Comme prévu, c’est ce jeudi que le ministre de la Culture Frédéric Mitterrand a confié à Patrick Zelnick la présidence de la mission « Création et Internet », deux ans après les accords de l’Elysée du 23 novembre 2007 qui avaient abouti au projet de loi Hadopi. Le successeur de Christine Albanel a demandé au producteur, président du label Naïve et du lobby européen Impala, de lui remettre avant le 15 novembre des propositions de mesures concrètes et rapides « qui seront ensuite présentées au Président de la République et au Premier ministre, et dont la mise en œuvre pourrait être engagée avant la fin de l’année« .
Le conflit d’intérêt, flagrant, ne semble pas gêner le moins du monde le ministre de la Culture, qui a salué les « personnalités éminentes » à qui est confiée la mission. Outre Patrick Zelnick, qui aura bien du mal à entendre les revendications des auteurs contre les producteurs, la mission est composée de l’ancien ministre de la Culture Jacques Toubon, opposant farouche à l’amendement Bono et à la neutralité du net.
Le rapport devra selon les souhaits de M. Mitterrand s’articuler en deux axes : favoriser l’attractivité de l’offre légale, et faciliter la circulations des œuvres et de leurs droits. En clair, combler les failles de la mission Olivennes qui s’était concentrée sur le bâton en délaissant complètement la carotte. « Le débat a été un peu réducteur jusqu’à présent et il a pris plutôt l’allure d’une espèce de guerre de tranchées (…) On veut essayer de sortir de la tranchée« , a commenté l’ancien ministre.
Mais Frédéric Mitterrand a déjà rajouté de l’huile sur le feu, en s’en prenant aux « absolutistes de l’internet libre » qui ont combattu la riposte graduée avec des « controverses déraisonnables« . Tellement déraisonnables qu’elles ont été confirmées par les sages du Conseil constitutionnel, qui avaient jugé le projet de loi de Christine Albanel contraire à la liberté d’expression et à la présomption d’innocence, entre autres.

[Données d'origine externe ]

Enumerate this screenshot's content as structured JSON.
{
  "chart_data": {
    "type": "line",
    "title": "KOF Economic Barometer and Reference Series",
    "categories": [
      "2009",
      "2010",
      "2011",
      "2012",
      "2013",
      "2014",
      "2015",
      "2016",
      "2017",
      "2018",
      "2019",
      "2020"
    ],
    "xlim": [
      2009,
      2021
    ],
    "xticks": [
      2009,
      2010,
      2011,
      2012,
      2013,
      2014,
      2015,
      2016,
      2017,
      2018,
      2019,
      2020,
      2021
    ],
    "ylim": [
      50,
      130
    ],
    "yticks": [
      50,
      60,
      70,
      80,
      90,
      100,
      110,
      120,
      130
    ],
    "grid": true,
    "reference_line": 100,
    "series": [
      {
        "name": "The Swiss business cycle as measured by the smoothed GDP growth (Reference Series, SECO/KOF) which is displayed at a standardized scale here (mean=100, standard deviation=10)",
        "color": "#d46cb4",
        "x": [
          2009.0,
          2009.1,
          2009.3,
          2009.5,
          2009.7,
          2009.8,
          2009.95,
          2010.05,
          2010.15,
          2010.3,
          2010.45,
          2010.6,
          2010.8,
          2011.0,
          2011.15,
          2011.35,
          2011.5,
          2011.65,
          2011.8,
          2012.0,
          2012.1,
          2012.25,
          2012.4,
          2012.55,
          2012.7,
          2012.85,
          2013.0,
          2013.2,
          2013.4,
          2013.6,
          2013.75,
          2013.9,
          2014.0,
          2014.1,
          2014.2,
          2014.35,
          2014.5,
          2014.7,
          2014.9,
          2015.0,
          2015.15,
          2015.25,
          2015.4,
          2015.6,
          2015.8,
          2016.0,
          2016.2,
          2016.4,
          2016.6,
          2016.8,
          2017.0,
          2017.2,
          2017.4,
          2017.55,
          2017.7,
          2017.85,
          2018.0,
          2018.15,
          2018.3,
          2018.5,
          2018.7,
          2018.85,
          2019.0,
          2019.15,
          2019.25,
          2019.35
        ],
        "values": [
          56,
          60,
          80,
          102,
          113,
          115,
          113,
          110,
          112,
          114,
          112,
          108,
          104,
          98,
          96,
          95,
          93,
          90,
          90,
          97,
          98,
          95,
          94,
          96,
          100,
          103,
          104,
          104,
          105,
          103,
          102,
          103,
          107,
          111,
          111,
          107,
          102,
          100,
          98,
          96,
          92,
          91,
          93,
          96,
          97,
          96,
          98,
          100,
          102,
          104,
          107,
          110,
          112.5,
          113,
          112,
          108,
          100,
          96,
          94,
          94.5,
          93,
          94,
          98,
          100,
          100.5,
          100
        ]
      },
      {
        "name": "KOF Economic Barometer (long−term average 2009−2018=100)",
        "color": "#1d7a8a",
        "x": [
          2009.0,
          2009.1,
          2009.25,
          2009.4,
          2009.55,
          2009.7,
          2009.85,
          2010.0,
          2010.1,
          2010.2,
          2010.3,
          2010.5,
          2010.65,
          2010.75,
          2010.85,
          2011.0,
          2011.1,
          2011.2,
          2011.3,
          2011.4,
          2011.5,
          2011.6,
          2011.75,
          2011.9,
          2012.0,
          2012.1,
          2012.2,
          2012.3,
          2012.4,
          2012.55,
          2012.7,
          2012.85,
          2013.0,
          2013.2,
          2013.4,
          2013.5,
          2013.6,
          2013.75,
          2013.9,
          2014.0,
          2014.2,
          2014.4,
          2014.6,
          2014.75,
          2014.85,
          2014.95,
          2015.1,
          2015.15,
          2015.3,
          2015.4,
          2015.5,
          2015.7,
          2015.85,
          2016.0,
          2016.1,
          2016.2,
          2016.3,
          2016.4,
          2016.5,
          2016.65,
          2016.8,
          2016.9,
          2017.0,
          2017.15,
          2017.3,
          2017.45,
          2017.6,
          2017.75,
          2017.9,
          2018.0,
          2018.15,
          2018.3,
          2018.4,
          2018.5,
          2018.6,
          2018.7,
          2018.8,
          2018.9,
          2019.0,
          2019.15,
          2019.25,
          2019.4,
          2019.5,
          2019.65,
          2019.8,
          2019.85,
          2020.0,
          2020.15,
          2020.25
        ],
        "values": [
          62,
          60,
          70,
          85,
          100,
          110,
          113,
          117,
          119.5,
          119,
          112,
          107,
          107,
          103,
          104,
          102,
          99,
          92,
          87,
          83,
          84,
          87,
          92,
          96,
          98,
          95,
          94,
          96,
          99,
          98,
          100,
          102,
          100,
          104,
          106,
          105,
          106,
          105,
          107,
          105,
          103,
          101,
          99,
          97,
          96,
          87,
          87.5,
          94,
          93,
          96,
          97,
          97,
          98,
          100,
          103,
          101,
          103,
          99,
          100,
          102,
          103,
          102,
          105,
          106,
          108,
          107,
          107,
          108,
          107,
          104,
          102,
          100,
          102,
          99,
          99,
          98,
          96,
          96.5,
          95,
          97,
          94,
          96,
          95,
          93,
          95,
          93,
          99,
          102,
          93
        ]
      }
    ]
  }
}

Quant à Patrick Zelnick, il a déjà le réflexe habituel du producteur : demander des lois. « Il s’agira de mesures réglementaires, voire législatives« , prévient déjà sur Le Point le lobbyiste. « Il n’est pas exclu que nous allions vers une « loi Hadopi 3« . « L’Europe, aussi bien la Commission que le Parlement, y sera associée. Nous allons beaucoup consulter. Tous les pays y réfléchissent et il est urgent d’avancer, compte tenu des dégâts constatés dans certains secteurs, et je pense notamment à la musique. C’est un enjeu mondial. Les Américains sont confrontés aux mêmes problèmes que nous et ont les yeux braqués sur nous. On aura l’appui du monde entier.«
Prenons le pari que parmi les propositions de la mission Zelnick figurera d’une part la taxation des FAI, et d’autre part le filtrage de « sites illégaux » référencés par l’Hadopi. Jacques Toubon, chargé au sein de la commission de « l’adaptation du droit d’auteur et des droits voisins à l’univers numérique« , est un fervant partisan de ce type de mesure, tout comme la quasi totalité de l’industrie culturelle.